At the press conference, NOLA Public Schools Medical Advisor Dr. Benjamin Springgate acknowledged that the numbers, particularly the number of quarantines, may be alarming to parents, but said they actually show that district schools are being appropriately cautious.
“The number last week may seem high but this is good,” because the quarantines mean potentially infected people are not in school. “At this time we do not see uncontrolled or unmitigated transmission in schools and [the Louisiana Department of Health] has not called for any school closures.”
New Orleans schools are pushing to increase rates of vaccination among staff and students.
The district vaccine mandate passed on Thursday will not apply to people employed by the city’s independent charter schools. But a number of charter operators are adopting their own mandates. In a Wednesday press release, the Louisiana Association of Public Charter Schools said that 15 charter operators, representing about half the schools in the city, are implementing vaccine mandates for staff.
But distance learning remains an option for students who are quarantining and those with medical conditions that make them particularly vulnerable, following a consultation with a doctor. (The distance learning eligibility request form is available on the NOLA Public Schools website.)
“If you have a concern, go to your child’s school. Go to our website. The form is there. Go to your child’s physician,” said superintendent, Dr. Henderson Lewis Jr. at the morning press conference.
He also repeatedly emphasized the huge role the schools play themselves in addressing parent concerns and how creative administrators have been when facing challenges from the pandemic day in and day out. “If you come to tonight’s school board meeting and haven’t gone to your child’s school to have your conversation, you’ve missed step one.”
But parent Bee Turland — who said she is disabled and immunocompromised — said she wasn’t made aware of the process for requesting virtual school before the beginning of the school year. She and her husband have four children between the ages of 9 and 17. The oldest has health issues, she said. All except the youngest are fully vaccinated.

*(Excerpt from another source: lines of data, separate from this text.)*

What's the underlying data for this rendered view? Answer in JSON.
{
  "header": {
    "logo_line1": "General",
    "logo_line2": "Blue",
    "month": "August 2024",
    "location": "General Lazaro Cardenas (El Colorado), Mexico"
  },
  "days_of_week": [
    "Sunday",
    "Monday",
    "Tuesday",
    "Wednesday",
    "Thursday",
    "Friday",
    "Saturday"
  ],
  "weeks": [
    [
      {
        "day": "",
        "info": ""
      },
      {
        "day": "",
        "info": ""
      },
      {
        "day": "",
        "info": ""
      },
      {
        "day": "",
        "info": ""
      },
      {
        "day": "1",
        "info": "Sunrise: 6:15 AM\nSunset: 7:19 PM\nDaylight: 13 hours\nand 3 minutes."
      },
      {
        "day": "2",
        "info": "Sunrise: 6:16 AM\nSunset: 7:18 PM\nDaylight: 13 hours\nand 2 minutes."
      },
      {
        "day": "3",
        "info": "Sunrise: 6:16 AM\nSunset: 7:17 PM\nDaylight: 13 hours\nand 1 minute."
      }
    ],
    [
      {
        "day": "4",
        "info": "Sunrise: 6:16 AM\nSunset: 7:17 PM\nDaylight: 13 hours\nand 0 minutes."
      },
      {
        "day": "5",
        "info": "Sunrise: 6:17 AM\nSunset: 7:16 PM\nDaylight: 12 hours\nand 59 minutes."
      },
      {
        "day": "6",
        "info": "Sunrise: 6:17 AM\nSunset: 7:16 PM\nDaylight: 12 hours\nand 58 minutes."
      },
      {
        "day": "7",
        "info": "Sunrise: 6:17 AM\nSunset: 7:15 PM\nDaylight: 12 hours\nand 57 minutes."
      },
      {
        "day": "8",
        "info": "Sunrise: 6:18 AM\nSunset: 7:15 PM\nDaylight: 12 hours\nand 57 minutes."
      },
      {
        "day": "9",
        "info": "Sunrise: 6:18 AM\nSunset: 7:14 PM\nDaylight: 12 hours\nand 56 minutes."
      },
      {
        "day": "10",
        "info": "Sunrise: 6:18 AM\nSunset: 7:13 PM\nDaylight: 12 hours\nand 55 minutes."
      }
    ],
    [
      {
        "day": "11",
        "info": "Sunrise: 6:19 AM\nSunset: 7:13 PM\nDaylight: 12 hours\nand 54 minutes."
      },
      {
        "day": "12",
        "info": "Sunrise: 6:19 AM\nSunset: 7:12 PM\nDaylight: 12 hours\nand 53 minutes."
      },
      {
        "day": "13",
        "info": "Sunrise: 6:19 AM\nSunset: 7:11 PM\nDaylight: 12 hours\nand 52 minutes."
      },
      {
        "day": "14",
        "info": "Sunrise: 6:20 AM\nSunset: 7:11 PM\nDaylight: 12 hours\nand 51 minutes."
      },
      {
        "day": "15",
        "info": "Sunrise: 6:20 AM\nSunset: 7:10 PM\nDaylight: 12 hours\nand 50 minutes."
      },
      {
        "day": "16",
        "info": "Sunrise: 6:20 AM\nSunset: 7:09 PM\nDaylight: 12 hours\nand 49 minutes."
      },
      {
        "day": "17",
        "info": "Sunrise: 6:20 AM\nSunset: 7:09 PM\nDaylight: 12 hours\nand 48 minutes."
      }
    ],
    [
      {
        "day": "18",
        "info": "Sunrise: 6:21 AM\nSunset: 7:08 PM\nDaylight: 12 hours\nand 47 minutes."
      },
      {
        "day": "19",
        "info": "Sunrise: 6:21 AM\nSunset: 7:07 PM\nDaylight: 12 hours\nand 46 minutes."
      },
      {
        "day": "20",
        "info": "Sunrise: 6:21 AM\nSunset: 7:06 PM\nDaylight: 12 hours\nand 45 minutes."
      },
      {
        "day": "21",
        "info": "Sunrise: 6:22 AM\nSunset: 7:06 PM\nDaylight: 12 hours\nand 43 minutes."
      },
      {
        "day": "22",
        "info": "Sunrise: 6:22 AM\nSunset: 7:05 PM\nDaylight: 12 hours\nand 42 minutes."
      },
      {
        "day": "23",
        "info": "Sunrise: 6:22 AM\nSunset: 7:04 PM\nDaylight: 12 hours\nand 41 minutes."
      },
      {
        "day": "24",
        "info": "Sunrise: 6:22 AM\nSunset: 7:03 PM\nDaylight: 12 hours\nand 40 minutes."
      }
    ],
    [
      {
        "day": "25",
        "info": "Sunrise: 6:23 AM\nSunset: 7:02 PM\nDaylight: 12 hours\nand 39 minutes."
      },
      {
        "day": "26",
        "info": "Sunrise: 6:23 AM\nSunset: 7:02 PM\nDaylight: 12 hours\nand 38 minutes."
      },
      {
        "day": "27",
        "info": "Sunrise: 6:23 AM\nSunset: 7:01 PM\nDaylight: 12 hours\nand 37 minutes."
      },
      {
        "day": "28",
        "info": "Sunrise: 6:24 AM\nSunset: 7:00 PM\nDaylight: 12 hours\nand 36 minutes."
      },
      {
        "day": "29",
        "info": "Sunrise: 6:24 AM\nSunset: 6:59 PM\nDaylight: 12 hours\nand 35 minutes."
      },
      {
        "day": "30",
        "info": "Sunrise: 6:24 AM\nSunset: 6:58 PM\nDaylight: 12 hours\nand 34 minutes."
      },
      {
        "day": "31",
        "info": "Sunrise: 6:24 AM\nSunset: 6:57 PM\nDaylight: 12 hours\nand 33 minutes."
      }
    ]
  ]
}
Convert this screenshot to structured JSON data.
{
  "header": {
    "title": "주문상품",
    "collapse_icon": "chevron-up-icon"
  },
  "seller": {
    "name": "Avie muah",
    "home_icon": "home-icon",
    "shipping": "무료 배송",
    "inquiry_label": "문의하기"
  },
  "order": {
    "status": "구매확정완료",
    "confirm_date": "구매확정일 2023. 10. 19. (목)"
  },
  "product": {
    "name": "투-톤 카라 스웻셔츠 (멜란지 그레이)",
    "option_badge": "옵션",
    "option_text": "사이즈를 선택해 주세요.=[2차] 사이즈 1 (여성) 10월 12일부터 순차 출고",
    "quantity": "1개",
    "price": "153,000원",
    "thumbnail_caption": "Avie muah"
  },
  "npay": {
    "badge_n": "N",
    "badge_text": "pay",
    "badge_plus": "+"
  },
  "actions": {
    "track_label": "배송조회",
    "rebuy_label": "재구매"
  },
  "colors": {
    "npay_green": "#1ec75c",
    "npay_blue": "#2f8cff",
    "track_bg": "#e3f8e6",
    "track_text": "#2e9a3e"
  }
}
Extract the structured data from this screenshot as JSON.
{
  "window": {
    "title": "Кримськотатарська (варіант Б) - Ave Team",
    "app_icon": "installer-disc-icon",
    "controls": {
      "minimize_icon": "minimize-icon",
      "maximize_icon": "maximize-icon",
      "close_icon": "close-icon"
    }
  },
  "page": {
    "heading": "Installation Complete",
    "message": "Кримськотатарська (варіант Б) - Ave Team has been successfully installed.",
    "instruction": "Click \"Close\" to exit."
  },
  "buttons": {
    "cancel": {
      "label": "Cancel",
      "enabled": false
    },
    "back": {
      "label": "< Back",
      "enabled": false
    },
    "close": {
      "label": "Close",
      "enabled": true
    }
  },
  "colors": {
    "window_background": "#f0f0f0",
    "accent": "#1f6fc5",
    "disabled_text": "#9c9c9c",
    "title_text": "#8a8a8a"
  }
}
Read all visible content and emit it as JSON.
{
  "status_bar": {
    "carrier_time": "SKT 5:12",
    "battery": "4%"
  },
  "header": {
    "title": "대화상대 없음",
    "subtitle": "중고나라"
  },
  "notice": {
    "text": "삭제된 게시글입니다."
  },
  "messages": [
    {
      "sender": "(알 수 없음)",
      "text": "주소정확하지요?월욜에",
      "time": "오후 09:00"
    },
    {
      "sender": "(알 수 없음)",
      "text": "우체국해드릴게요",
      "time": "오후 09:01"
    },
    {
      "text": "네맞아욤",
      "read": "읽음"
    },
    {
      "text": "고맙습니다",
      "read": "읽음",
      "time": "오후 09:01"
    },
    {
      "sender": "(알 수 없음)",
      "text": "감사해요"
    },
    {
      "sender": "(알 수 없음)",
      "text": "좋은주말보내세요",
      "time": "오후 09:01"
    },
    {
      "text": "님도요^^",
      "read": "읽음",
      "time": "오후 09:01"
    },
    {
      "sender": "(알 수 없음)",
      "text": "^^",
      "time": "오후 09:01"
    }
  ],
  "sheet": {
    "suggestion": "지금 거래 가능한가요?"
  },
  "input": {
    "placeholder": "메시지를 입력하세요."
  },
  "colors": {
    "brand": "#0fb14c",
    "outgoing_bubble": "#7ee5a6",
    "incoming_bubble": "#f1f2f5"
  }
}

After figuring out the process on her own, Turland said she has been working on getting the required documentation to submit the request form. Meanwhile, she has pulled her children out of school
“The schools’ insistence on continuing to operate as if nothing is wrong is tone-deaf at best and dangerous at worst,” Turland said.
Medical exemptions for distance learning aren’t guaranteed. Schools have the power to review and deny the request even after the form is signed by a physician, but parents can appeal those decisions to the district.